Os limites da coisa julgada no processo civil brasileiro


Porwilliammoura- Postado em 02 abril 2013

Autores: 
ANTUNES, Thiago Caversan

Os limites objetivos da coisa julgada ficam restritos à parte dispositiva da sentença, observando-se, todavia, que o raciocínio que levou a tal conclusão. A eficácia natural da sentença pode, eventualmente, atingir terceiros, mas a coisa julgada, em regra, tem como limites subjetivos aqueles a quem tiver sido regularmente oportunizado participar da lide.

Resumo: Trata dos limites objetivos e subjetivos da coisa julgada. Parte de uma breve análise das perspectivas formal e material do instituto. Investiga o fundamento político da previsão da coisa julgada em determinados ordenamentos jurídicos. Trata de algumas das principais teorias sobre os fundamentos e características jurídicas da coisa julgada. Analisa os limites objetivos do instituto, estabelecendo o que fica sujeito à autoridade da coisa julgada. Investiga os limites subjetivos da coisa julgada, distinguindo quem é atingido pela sua autoridade, com referências ao conteúdo do artigo 472, do Código de Processo Civil brasileiro. Procura demonstrar que, em hipótese alguma, na ordem constitucional brasileira, admite-se que alguém que não tenha tido oportunidade de intervir na lide possa ser limitado pela autoridade da coisa julgada.

Palavras-chave: Princípios Constitucionais – Coisa Julgada – Segurança Jurídica.

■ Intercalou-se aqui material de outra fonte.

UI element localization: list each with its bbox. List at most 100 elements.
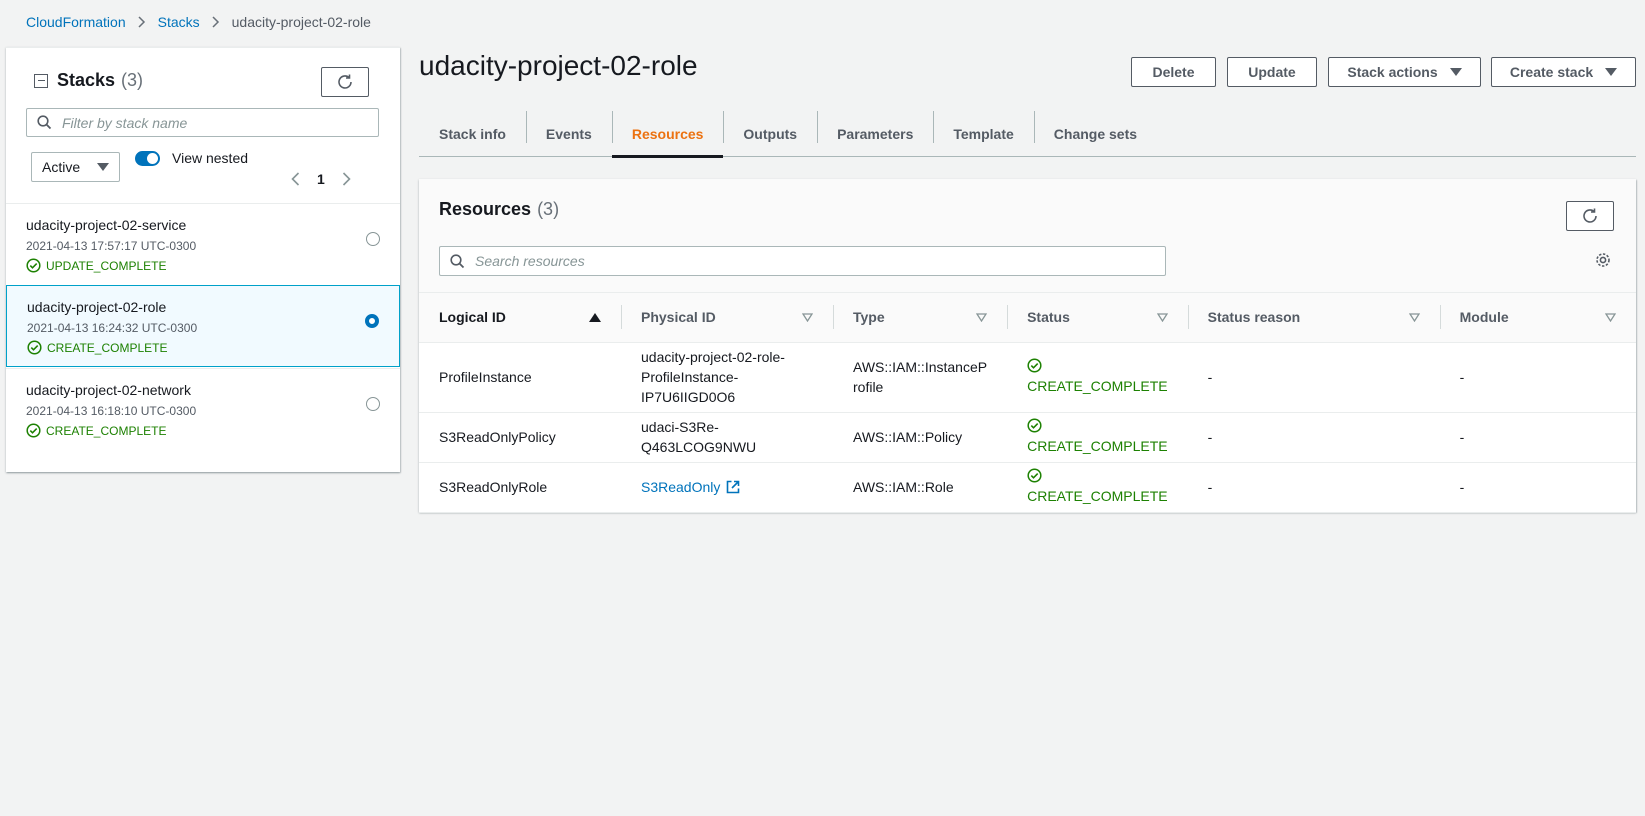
status-text: CREATE_COMPLETE	[1027, 488, 1168, 504]
stack-name[interactable]: udacity-project-02-service	[26, 217, 186, 233]
cell-type: AWS::IAM::Role	[833, 462, 1008, 513]
column-header-status-reason[interactable]: Status reason	[1187, 293, 1440, 343]
success-icon	[27, 340, 42, 355]
table-row: S3ReadOnlyPolicy udaci-S3Re- Q463LCOG9NW…	[419, 412, 1636, 463]
chevron-left-icon[interactable]	[291, 172, 300, 186]
stack-list-item[interactable]: udacity-project-02-network 2021-04-13 16…	[6, 368, 400, 450]
physical-id-link[interactable]: S3ReadOnly	[641, 477, 740, 497]
stacks-heading: Stacks	[57, 70, 116, 90]
stacks-panel-title: Stacks (3)	[34, 70, 143, 91]
refresh-icon	[338, 74, 352, 89]
resources-search-input[interactable]	[475, 253, 1119, 269]
chevron-right-icon[interactable]	[342, 172, 351, 186]
tab-parameters[interactable]: Parameters	[817, 110, 933, 157]
column-header-physical-id[interactable]: Physical ID	[621, 293, 833, 343]
table-header-row: Logical ID Physical ID Type Status Statu…	[419, 293, 1636, 343]
stack-radio-checked[interactable]	[365, 314, 379, 328]
view-nested-label: View nested	[172, 150, 249, 166]
stack-radio[interactable]	[366, 232, 380, 246]
current-page-number[interactable]: 1	[317, 171, 325, 187]
stack-detail-tabs: Stack info Events Resources Outputs Para…	[419, 110, 1636, 158]
stacks-panel: Stacks (3) Active View nested 1 udacity-…	[6, 47, 400, 472]
stacks-panel-header: Stacks (3) Active View nested 1	[6, 48, 400, 213]
resources-search-field[interactable]	[439, 246, 1166, 276]
stack-list-item[interactable]: udacity-project-02-service 2021-04-13 17…	[6, 203, 400, 285]
tab-stack-info[interactable]: Stack info	[419, 110, 526, 157]
stack-filter-input[interactable]	[62, 114, 369, 131]
cell-logical-id: S3ReadOnlyRole	[419, 462, 621, 513]
stacks-refresh-button[interactable]	[321, 67, 369, 97]
resources-panel: Resources (3) Logical ID Physical ID	[419, 179, 1636, 513]
column-header-module[interactable]: Module	[1439, 293, 1636, 343]
breadcrumb: CloudFormation Stacks udacity-project-02…	[26, 14, 371, 30]
sort-caret-icon	[1408, 313, 1420, 322]
sort-caret-icon	[1156, 313, 1168, 322]
stack-status-select-value: Active	[42, 159, 81, 175]
search-icon	[450, 253, 465, 268]
cell-module: -	[1439, 412, 1636, 463]
sort-caret-icon	[976, 313, 988, 322]
sort-caret-icon	[802, 313, 813, 322]
stack-timestamp: 2021-04-13 16:18:10 UTC-0300	[26, 404, 197, 418]
stack-name[interactable]: udacity-project-02-role	[27, 299, 166, 315]
refresh-icon	[1583, 208, 1597, 223]
column-header-type[interactable]: Type	[833, 293, 1008, 343]
success-icon	[26, 423, 41, 438]
stack-actions-button[interactable]: Stack actions	[1328, 57, 1481, 87]
page-title: udacity-project-02-role	[419, 50, 698, 81]
collapse-icon[interactable]	[34, 73, 48, 88]
sort-caret-icon	[1605, 313, 1616, 322]
resources-header: Resources (3)	[419, 179, 1636, 293]
success-icon	[1027, 358, 1168, 376]
stack-status: CREATE_COMPLETE	[26, 423, 166, 438]
create-stack-button[interactable]: Create stack	[1491, 57, 1636, 87]
resources-title: Resources (3)	[439, 199, 559, 220]
caret-down-icon	[1449, 68, 1462, 76]
cell-status-reason: -	[1187, 342, 1440, 413]
stacks-pagination: 1	[291, 171, 351, 187]
caret-down-icon	[97, 163, 109, 171]
resources-refresh-button[interactable]	[1566, 201, 1614, 231]
stack-status-text: UPDATE_COMPLETE	[46, 258, 167, 273]
cell-type: AWS::IAM::Policy	[833, 412, 1008, 463]
stack-timestamp: 2021-04-13 16:24:32 UTC-0300	[27, 321, 198, 335]
create-stack-label: Create stack	[1509, 64, 1594, 80]
resources-heading: Resources	[439, 199, 532, 219]
tab-change-sets[interactable]: Change sets	[1033, 110, 1157, 157]
stack-status-select[interactable]: Active	[31, 152, 120, 182]
breadcrumb-cloudformation[interactable]: CloudFormation	[26, 14, 126, 30]
stack-status-text: CREATE_COMPLETE	[46, 423, 167, 438]
breadcrumb-separator-icon	[138, 16, 146, 28]
cell-module: -	[1439, 342, 1636, 413]
table-row: S3ReadOnlyRole S3ReadOnly AWS::IAM::Role…	[419, 462, 1636, 513]
stack-status: UPDATE_COMPLETE	[26, 258, 166, 273]
stack-filter-field[interactable]	[26, 108, 379, 137]
breadcrumb-stacks[interactable]: Stacks	[158, 14, 200, 30]
stack-radio[interactable]	[366, 397, 380, 411]
column-header-status[interactable]: Status	[1007, 293, 1188, 343]
settings-gear-icon[interactable]	[1594, 251, 1612, 269]
tab-resources[interactable]: Resources	[611, 110, 724, 158]
stack-name[interactable]: udacity-project-02-network	[26, 382, 191, 398]
cell-status: CREATE_COMPLETE	[1007, 412, 1188, 463]
stack-list-item-selected[interactable]: udacity-project-02-role 2021-04-13 16:24…	[6, 285, 400, 367]
breadcrumb-current: udacity-project-02-role	[231, 14, 371, 30]
status-text: CREATE_COMPLETE	[1027, 378, 1168, 394]
cell-logical-id: S3ReadOnlyPolicy	[419, 412, 621, 463]
update-button[interactable]: Update	[1227, 57, 1317, 87]
cell-status: CREATE_COMPLETE	[1007, 342, 1188, 413]
stack-timestamp: 2021-04-13 17:57:17 UTC-0300	[26, 239, 197, 253]
tab-events[interactable]: Events	[525, 110, 612, 157]
tab-template[interactable]: Template	[933, 110, 1033, 157]
success-icon	[1027, 468, 1168, 486]
column-header-logical-id[interactable]: Logical ID	[419, 293, 621, 343]
breadcrumb-separator-icon	[212, 16, 220, 28]
delete-button[interactable]: Delete	[1131, 57, 1216, 87]
resources-table: Logical ID Physical ID Type Status Statu…	[419, 293, 1636, 513]
search-icon	[37, 115, 52, 130]
sort-ascending-icon	[589, 312, 601, 322]
external-link-icon	[727, 480, 740, 494]
view-nested-toggle[interactable]	[135, 150, 160, 166]
stack-status: CREATE_COMPLETE	[27, 340, 167, 355]
tab-outputs[interactable]: Outputs	[723, 110, 817, 157]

Sumário: Resumo; Palavras Chave; Resumé; Mots Clé; Introdução; 1 Coisa Julgada Formal e Material; 2 Finalidade da Coisa Julgada; 3 Teorias sobre a Coisa Julgada; 3.1 Chiovenda; 3.2 Carnelutti; 3.3 Liebman; 4 Limites da Coisa Julgada; 4.1 Limites Objetivos; 4.2 Limites Subjetivos; Conclusão; Referências.


INTRODUÇÃO.

O instituto jurídico da coisa julgada tem constituído, ao longo da história, tema que levanta sensíveis e relevantes controvérsias, mesmo no que se refere aos seus aspectos mais fundamentais – e que poderiam ser tidos, em uma análise superficial, mesmo, por singelos.

Muitas vezes, os estudiosos do Direito passam ao largo de uma reflexão razoavelmente aprofundada a respeito de tais características fundamentais, procurando analisar temas consideravelmente mais complexos – tais quais as propostas de relativização da autoridade da coisa julgada, por exemplo –, o que, no mais das vezes, implica importantes limitações – quando não verdadeiros equívocos – de compreensão.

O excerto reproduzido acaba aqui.